Explanation: A pre-approved offer is extended after a lender has pre-qualified the applicant based on a credit report. Final approval depends on more detailed financial checks.

Question 15

What is the credit utilization ratio?

a) The amount of credit used compared to the credit card limit
b) The total number of credit cards an individual has
c) The ratio of good credit history to bad credit history
d) The percentage of credit card debt paid off each month

Answer: a) The amount of credit used compared to the credit card limit

Explanation: The credit utilization ratio measures how much credit you're using compared to your total available credit. A lower ratio is better for credit scores.

Question 16

Which of the following accurately defines a “promissory note”?

a) A document outlining the terms of a credit card agreement
b) A contract that specifies the repayment terms for a loan
c) A credit report provided by a lender
d) An insurance policy for credit borrowers

Answer: b) A contract that specifies the repayment terms for a loan

Explanation: A promissory note is a legal document that outlines the amount of the loan, interest rate, and repayment terms. It is used for loans, not credit cards.

Question 17

 Which of the following describes a subprime borrower?

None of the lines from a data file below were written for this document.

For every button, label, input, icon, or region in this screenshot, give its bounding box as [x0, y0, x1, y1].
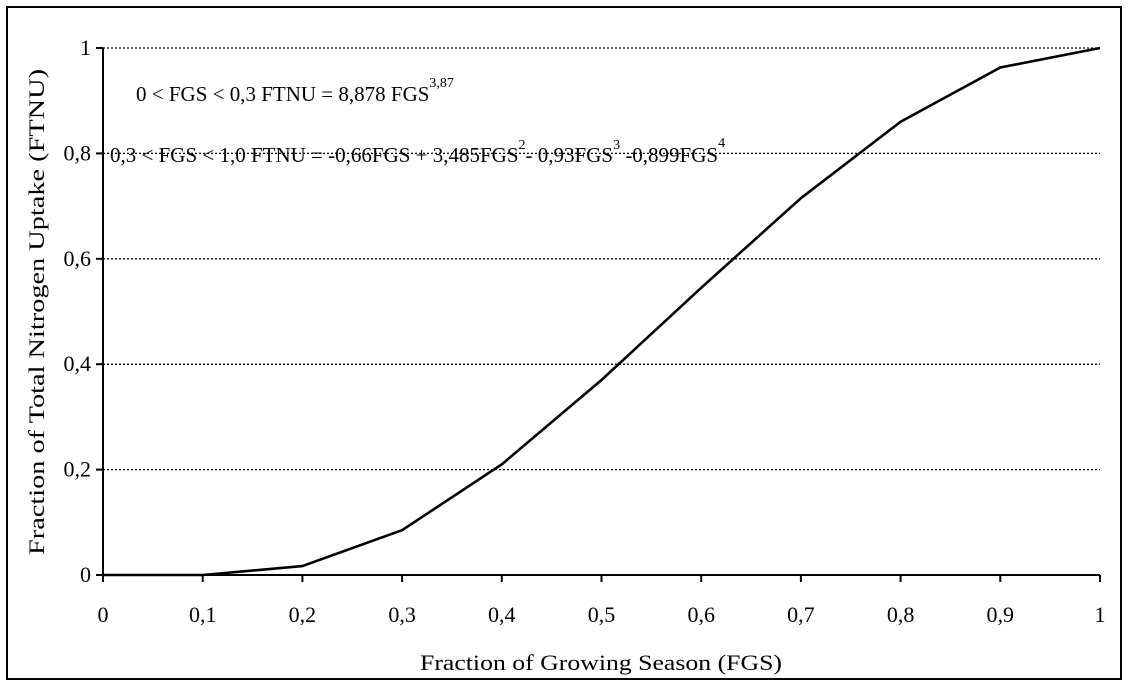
- x-tick-label: 0,3: [388, 602, 416, 627]
- x-tick-label: 0,6: [687, 602, 715, 627]
- equation-low-main: 0 < FGS < 0,3 FTNU = 8,878 FGS: [136, 82, 429, 106]
- x-tick-label: 0,5: [588, 602, 616, 627]
- equation-high-part-3: -0,899FGS: [620, 143, 718, 167]
- chart-frame: [6, 6, 1122, 680]
- equation-low-exponent: 3,87: [429, 76, 454, 91]
- equation-high-exp-3: 3: [613, 138, 620, 153]
- y-tick-label: 0,6: [64, 246, 92, 271]
- y-tick-label: 0,8: [64, 140, 92, 165]
- y-tick-label: 0,4: [64, 351, 92, 376]
- equation-low-range: 0 < FGS < 0,3 FTNU = 8,878 FGS3,87: [136, 76, 454, 106]
- x-tick-label: 1: [1095, 602, 1106, 627]
- series: [103, 46, 1101, 577]
- axis-ticks: 0 0,2 0,4 0,6 0,8 1 0 0,1 0,2 0,3 0,4 0,5 0,6 0,7 0,8 0…: [64, 35, 1106, 627]
- series-line: [103, 46, 1101, 577]
- y-axis-title: Fraction of Total Nitrogen Uptake (FTNU): [24, 69, 49, 555]
- x-tick-label: 0,4: [488, 602, 516, 627]
- axes: [102, 48, 1100, 576]
- x-tick-label: 0,7: [787, 602, 815, 627]
- x-tick-label: 0,8: [887, 602, 915, 627]
- y-tick-label: 1: [80, 35, 91, 60]
- x-tick-label: 0,1: [189, 602, 217, 627]
- equation-high-part-2: - 0,93FGS: [526, 143, 614, 167]
- y-tick-label: 0,2: [64, 457, 92, 482]
- equation-high-part-1: 0,3 < FGS < 1,0 FTNU = -0,66FGS + 3,485F…: [110, 143, 519, 167]
- equation-high-exp-2: 2: [519, 138, 526, 153]
- y-tick-label: 0: [80, 562, 91, 587]
- x-tick-label: 0: [98, 602, 109, 627]
- x-axis-title: Fraction of Growing Season (FGS): [420, 650, 782, 675]
- x-tick-label: 0,2: [289, 602, 317, 627]
- gridlines: [103, 47, 1100, 471]
- equation-high-exp-4: 4: [718, 136, 725, 151]
- equation-high-range: 0,3 < FGS < 1,0 FTNU = -0,66FGS + 3,485F…: [110, 136, 725, 167]
- x-tick-label: 0,9: [987, 602, 1015, 627]
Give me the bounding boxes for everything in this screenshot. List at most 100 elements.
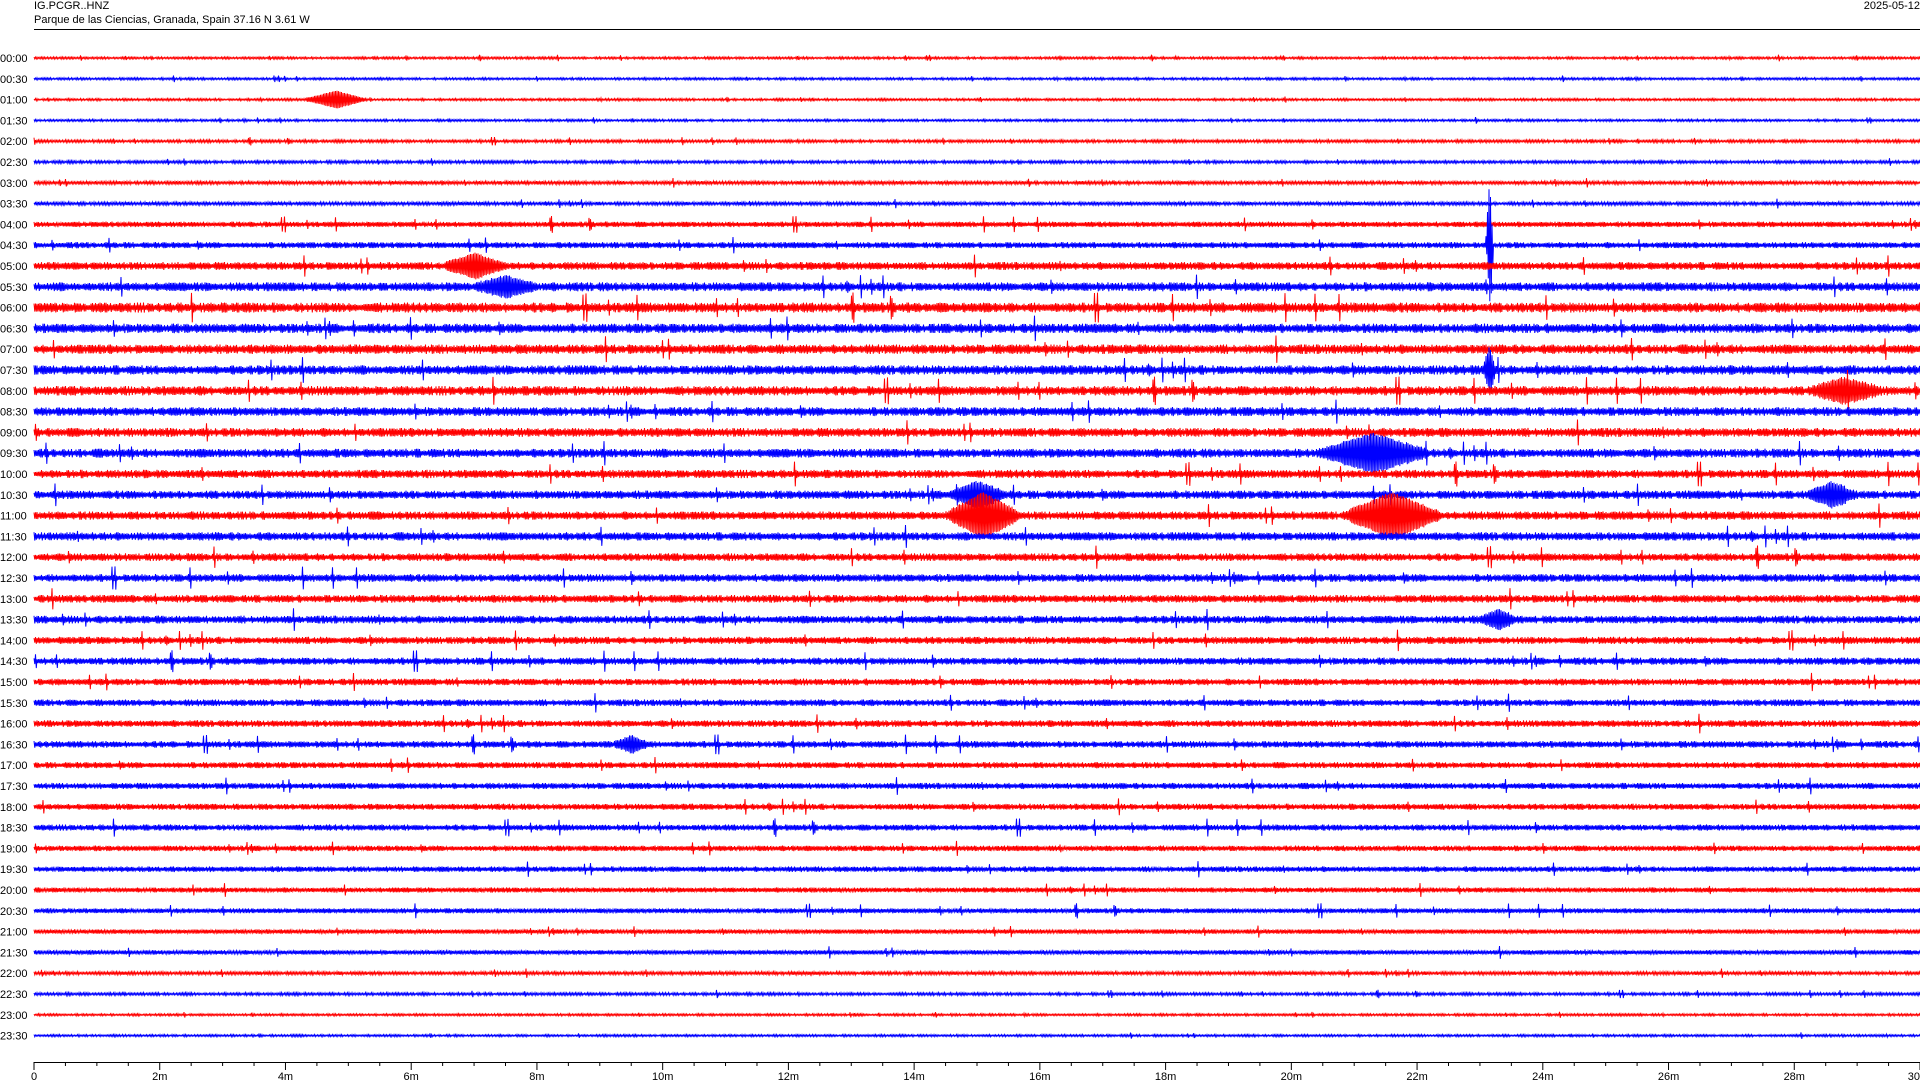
row-time-label: 12:00 [0, 552, 28, 564]
x-tick-label: 14m [903, 1071, 924, 1080]
row-time-label: 00:30 [0, 74, 28, 86]
row-time-label: 13:00 [0, 594, 28, 606]
x-tick-label: 2m [152, 1071, 167, 1080]
x-tick-label: 22m [1406, 1071, 1427, 1080]
row-time-label: 09:30 [0, 448, 28, 460]
row-time-label: 11:30 [0, 531, 27, 543]
seismic-trace-1100 [33, 492, 1920, 539]
x-tick-label: 8m [529, 1071, 544, 1080]
row-time-label: 18:00 [0, 802, 28, 814]
row-time-label: 05:30 [0, 282, 28, 294]
x-tick-label: 18m [1155, 1071, 1176, 1080]
seismic-trace-1700 [33, 756, 1920, 774]
row-time-label: 11:00 [0, 511, 27, 523]
seismic-trace-1230 [33, 566, 1920, 590]
trace-rows: 00:00 00:30 01:00 01:30 02:00 02:30 03:00 03:30… [0, 53, 1920, 1043]
seismic-trace-0300 [33, 177, 1920, 188]
seismic-trace-2130 [33, 945, 1920, 959]
row-time-label: 12:30 [0, 573, 28, 585]
row-time-label: 22:30 [0, 989, 28, 1001]
seismic-trace-0700 [33, 335, 1920, 363]
x-tick-label: 16m [1029, 1071, 1050, 1080]
row-time-label: 10:00 [0, 469, 28, 481]
seismic-trace-0600 [33, 292, 1920, 323]
row-time-label: 23:30 [0, 1031, 28, 1043]
row-time-label: 13:30 [0, 615, 28, 627]
seismic-trace-1130 [33, 524, 1920, 548]
row-time-label: 08:00 [0, 386, 28, 398]
seismic-trace-0030 [33, 75, 1920, 83]
seismic-trace-0830 [33, 399, 1920, 424]
row-time-label: 05:00 [0, 261, 28, 273]
x-tick-label: 4m [278, 1071, 293, 1080]
seismic-trace-0430 [33, 189, 1920, 302]
seismic-trace-0800 [33, 369, 1920, 412]
seismic-trace-1500 [33, 672, 1920, 692]
seismic-trace-0330 [33, 198, 1920, 209]
x-tick-label: 28m [1784, 1071, 1805, 1080]
row-time-label: 15:30 [0, 698, 28, 710]
seismic-trace-0630 [33, 315, 1920, 342]
row-time-label: 03:00 [0, 178, 28, 190]
seismic-trace-0400 [33, 215, 1920, 233]
seismic-trace-1200 [33, 545, 1920, 569]
seismic-trace-1630 [33, 734, 1920, 755]
row-time-label: 01:30 [0, 115, 28, 127]
row-time-label: 10:30 [0, 490, 28, 502]
x-tick-label: 0 [31, 1071, 37, 1080]
seismic-trace-0730 [33, 347, 1920, 393]
row-time-label: 06:00 [0, 303, 28, 315]
row-time-label: 20:30 [0, 906, 28, 918]
row-time-label: 20:00 [0, 885, 28, 897]
x-tick-label: 12m [778, 1071, 799, 1080]
seismic-trace-1600 [33, 713, 1920, 734]
seismic-trace-0130 [33, 116, 1920, 124]
row-time-label: 17:30 [0, 781, 28, 793]
seismic-trace-2330 [33, 1032, 1920, 1039]
row-time-label: 04:30 [0, 240, 28, 252]
seismic-trace-2300 [33, 1011, 1920, 1019]
row-time-label: 07:30 [0, 365, 28, 377]
row-time-label: 21:00 [0, 927, 28, 939]
seismic-trace-1430 [33, 650, 1920, 673]
seismic-trace-0230 [33, 158, 1920, 166]
seismic-trace-2200 [33, 968, 1920, 978]
row-time-label: 00:00 [0, 53, 28, 65]
seismic-trace-1800 [33, 798, 1920, 816]
x-tick-label: 26m [1658, 1071, 1679, 1080]
station-id: IG.PCGR..HNZ [34, 0, 110, 12]
seismic-trace-0000 [33, 54, 1920, 62]
seismic-trace-2230 [33, 989, 1920, 999]
row-time-label: 16:00 [0, 719, 28, 731]
row-time-label: 02:00 [0, 136, 28, 148]
seismic-trace-0930 [33, 432, 1920, 474]
row-time-label: 08:30 [0, 407, 28, 419]
row-time-label: 01:00 [0, 95, 28, 107]
row-time-label: 18:30 [0, 823, 28, 835]
row-time-label: 02:30 [0, 157, 28, 169]
seismic-trace-2030 [33, 903, 1920, 919]
seismic-trace-2100 [33, 925, 1920, 938]
row-time-label: 07:00 [0, 344, 28, 356]
x-tick-label: 10m [652, 1071, 673, 1080]
row-time-label: 19:30 [0, 864, 28, 876]
row-time-label: 06:30 [0, 323, 28, 335]
x-tick-label: 20m [1281, 1071, 1302, 1080]
row-time-label: 17:00 [0, 760, 28, 772]
seismic-trace-0200 [33, 136, 1920, 146]
seismic-trace-1530 [33, 693, 1920, 713]
seismic-trace-0500 [33, 252, 1920, 280]
seismic-trace-1900 [33, 840, 1920, 856]
x-axis: 0 2m 4m 6m 8m 10m 12m 14m 16m 18m 20m 22m 24m 26m 28m 3… [31, 1062, 1920, 1080]
row-time-label: 04:00 [0, 219, 28, 231]
row-time-label: 16:30 [0, 739, 28, 751]
seismic-trace-0100 [33, 90, 1920, 109]
seismic-trace-1730 [33, 777, 1920, 795]
seismic-trace-0900 [33, 419, 1920, 446]
x-tick-label: 6m [404, 1071, 419, 1080]
x-tick-label: 30 [1908, 1071, 1920, 1080]
row-time-label: 03:30 [0, 199, 28, 211]
record-date: 2025-05-12 [1863, 0, 1920, 12]
seismic-trace-1330 [33, 608, 1920, 631]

a) Someone with an excellent credit history
b) Someone who pays off credit cards in full every month
c) Someone with poor credit history who is charged higher interest rates
d) Someone with no credit history at all

Answer: c) Someone with poor credit history who is charged higher interest rates

Explanation: Subprime borrowers have poor credit histories and are considered higher-risk borrowers by lenders. As a result, they are often charged higher interest rates.

Question 18

What is the FICO score range used by most lenders to evaluate creditworthiness?

a) 200-700
b) 300-850
c) 500-1000
d) 250-900

Answer: b) 300-850

Explanation: FICO scores, one of the most commonly used credit scoring systems, range from 300 to 850. A higher score indicates better creditworthiness.

Question 19

Which factor is NOT included in the calculation of your FICO credit score?

a) Payment history
b) Length of credit history
c) Types of credit used
d) Income level

Answer: d) Income level

Explanation: FICO scores are based on factors such as payment history, amounts owed, and credit mix. Income is not directly used in the calculation of a FICO score.

Question 20

What happens when a borrower defaults on a secured loan?

a) The lender cannot take any legal action
b) The lender may take possession of the collateral
c) The borrower’s credit score improves
d) The borrower receives a penalty-free extension

Answer: b) The lender may take possession of the collateral

Explanation: Secured loans require collateral, such as a house or car. If the borrower defaults, the lender may take possession of the collateral to recover their losses.